Raw reads are typically provided in FASTQ format, which contains the nucleotide sequences and quality scores of the reads.
Reference genome and annotation files are essential for mapping and quantification of RNAseq data.
Organizing data files in a structured manner facilitates efficient data handling and analysis.
Tools such as wget and fasterq-dump can be used to download data files from public repositories.

Mapping Raw Reads: The process of mapping involves aligning short reads from sequencing data to a reference genome to determine their locations. STAR, a splice-aware RNA-seq aligner, is commonly used due to its speed and accuracy in handling exon-exon junctions.
Impact of Read Quality: Poor read quality, such as over-represented sequences or low-quality bases, can lead to unmapped or multi-mapped reads. It is important to check the quality of reads before mapping and review alignment statistics after mapping to ensure data quality.
Reference Genome Indexing: Before mapping, the reference genome needs to be indexed using tools like STAR. Indexing creates a data structure to facilitate rapid alignment, and additional files like GTF/GFF annotations can improve alignment accuracy.
Optimizing Mapping: Fine-tuning mapping parameters (e.g., handling multi-mapped reads, controlling sensitivity) based on the dataset is essential. The STAR aligner offers numerous options that allow adjustment for specific genome types and read qualities.

Quantifying gene expression involves counting the number of reads mapped to genomic features like genes or exons, which provides data for downstream analyses, such as differential gene expression.
Tools like featureCounts, RSEM, HTSeq-count, Salmon, and Kallisto are commonly used for counting reads, each offering different advantages based on feature type and data structure.
Depending on the research question, reads can be counted at various feature levels, such as genes, exons, or transcripts, to capture overall gene expression or more granular details like splicing events.
The output of a read counting tool typically includes read counts for each feature across all samples, serving as input for further analysis, such as identifying differentially expressed genes.

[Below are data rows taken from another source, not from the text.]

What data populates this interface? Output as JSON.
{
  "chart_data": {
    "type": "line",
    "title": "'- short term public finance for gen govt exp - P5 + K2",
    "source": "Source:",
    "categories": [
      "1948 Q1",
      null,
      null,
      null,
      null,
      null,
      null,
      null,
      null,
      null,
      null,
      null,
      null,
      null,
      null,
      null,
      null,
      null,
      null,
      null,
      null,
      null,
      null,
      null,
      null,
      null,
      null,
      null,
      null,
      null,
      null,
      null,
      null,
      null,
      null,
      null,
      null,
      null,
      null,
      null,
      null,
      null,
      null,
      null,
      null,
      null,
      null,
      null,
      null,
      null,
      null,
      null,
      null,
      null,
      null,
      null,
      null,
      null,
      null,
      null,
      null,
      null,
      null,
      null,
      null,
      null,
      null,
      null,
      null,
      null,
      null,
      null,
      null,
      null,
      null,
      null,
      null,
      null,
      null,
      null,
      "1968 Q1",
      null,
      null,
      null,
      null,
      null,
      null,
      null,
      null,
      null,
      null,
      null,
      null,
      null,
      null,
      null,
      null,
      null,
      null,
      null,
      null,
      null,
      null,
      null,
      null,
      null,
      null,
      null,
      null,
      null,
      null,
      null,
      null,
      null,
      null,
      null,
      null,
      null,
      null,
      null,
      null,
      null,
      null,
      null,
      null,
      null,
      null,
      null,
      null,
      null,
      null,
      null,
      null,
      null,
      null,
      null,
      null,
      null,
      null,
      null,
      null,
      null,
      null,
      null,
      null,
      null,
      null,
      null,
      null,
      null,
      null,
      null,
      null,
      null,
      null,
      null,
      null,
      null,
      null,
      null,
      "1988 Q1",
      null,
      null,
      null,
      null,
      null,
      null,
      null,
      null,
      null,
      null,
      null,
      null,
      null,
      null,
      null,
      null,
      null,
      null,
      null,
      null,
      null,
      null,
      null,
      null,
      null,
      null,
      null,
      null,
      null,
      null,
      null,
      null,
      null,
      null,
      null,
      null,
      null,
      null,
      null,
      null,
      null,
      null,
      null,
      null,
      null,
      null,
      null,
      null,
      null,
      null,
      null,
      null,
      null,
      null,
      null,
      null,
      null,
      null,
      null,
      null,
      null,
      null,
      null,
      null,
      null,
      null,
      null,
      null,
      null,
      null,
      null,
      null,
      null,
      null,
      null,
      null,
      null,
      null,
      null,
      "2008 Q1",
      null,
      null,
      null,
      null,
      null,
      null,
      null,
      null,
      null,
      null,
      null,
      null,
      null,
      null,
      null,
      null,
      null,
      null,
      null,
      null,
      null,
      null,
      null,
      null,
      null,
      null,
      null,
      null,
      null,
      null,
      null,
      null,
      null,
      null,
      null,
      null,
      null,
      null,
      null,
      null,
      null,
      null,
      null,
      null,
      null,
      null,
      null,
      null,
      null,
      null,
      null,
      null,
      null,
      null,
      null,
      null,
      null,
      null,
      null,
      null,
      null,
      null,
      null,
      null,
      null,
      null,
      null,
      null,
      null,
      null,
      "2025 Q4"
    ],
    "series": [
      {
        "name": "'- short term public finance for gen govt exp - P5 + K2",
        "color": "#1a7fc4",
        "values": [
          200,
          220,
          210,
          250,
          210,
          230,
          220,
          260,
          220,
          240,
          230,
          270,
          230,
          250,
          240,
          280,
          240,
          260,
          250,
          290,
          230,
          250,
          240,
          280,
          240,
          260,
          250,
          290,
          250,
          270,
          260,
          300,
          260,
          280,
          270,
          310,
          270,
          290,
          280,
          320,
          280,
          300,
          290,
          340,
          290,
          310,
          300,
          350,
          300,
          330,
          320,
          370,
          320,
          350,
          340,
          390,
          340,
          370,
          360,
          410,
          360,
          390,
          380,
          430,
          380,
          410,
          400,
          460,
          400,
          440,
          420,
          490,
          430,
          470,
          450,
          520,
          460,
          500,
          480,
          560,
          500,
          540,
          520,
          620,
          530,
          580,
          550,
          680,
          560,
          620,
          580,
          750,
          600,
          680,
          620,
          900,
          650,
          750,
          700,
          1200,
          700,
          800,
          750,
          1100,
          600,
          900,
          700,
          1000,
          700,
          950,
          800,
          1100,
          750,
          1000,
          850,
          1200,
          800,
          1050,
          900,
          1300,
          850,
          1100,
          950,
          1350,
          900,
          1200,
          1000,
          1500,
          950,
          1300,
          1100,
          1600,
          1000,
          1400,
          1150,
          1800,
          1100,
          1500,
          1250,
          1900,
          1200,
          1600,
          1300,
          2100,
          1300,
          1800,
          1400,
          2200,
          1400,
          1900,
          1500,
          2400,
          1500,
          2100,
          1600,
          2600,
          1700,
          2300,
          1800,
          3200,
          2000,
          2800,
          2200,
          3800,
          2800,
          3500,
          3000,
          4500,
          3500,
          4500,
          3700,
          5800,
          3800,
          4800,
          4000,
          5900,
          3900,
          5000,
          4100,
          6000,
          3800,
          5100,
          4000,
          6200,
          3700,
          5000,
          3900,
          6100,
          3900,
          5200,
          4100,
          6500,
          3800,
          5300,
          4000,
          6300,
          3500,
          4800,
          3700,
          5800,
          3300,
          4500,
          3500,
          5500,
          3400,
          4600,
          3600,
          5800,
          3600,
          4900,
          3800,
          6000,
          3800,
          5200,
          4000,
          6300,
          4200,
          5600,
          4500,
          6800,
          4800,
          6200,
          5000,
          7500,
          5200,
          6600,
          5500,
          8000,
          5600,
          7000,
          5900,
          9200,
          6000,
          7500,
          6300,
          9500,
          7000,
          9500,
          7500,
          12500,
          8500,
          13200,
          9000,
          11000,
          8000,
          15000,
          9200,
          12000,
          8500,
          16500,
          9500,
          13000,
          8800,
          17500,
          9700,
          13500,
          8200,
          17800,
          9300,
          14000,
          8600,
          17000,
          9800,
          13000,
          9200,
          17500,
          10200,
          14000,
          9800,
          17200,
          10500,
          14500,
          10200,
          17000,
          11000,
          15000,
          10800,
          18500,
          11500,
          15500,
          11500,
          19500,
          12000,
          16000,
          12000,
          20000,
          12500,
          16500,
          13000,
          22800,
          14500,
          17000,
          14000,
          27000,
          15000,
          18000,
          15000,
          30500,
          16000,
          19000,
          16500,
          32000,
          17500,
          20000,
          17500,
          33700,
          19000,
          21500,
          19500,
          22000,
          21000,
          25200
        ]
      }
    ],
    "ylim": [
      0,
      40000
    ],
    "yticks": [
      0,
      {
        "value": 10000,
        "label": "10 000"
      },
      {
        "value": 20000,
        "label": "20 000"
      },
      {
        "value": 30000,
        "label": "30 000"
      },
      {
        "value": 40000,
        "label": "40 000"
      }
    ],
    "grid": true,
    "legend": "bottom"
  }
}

Proper organisation of the files required for your project in a working directory is crucial for maintaining order and ensuring easy access in the future.
RStudio project serves as a valuable tool for managing your project’s working directory and facilitating analysis.
The download.file function in R can be used for downloading datasets from the internet.

Depending on the gene expression quantification tool used, there are different ways (often distributed in Bioconductor packages) to read the output into a SummarizedExperiment or DGEList object for further processing in R.
Stable gene identifiers such as Ensembl or Entrez IDs should preferably be used as the main identifiers throughout an RNA-seq analysis, with gene symbols added for easier interpretation.

Exploratory analysis is essential for quality control and to detect potential problems with a data set.
Different classes of exploratory analysis methods expect differently preprocessed data. The most commonly used methods expect counts to be normalized and log-transformed (or similar- more sensitive/sophisticated), to be closer to homoskedastic. Other methods work directly on the raw counts.

With DESeq2, the main steps of a differential expression analysis (size factor estimation, dispersion estimation, calculation of test statistics) are wrapped in a single function: DESeq().
Independent filtering of lowly expressed genes is often beneficial.

The formula framework in R allows creation of design matrices, which details the variables expected to be associated with systematic differences in gene expression levels.
Comparisons of interest can be defined using contrasts, which are linear combinations of the model coefficients.

ORA analysis is based on the gene counts and it is based on Fisher’s exact test or the hypergeometric distribution.
In R, it is easy to obtain gene sets from a large number of sources.

RNA-seq data is very versatile and can be used for a number of different purposes. It is important, however, to carefully plan one’s analyses, to make sure that enough data is available and that abundances for appropriate features (e.g., genes, transcripts, or exons) are quantified.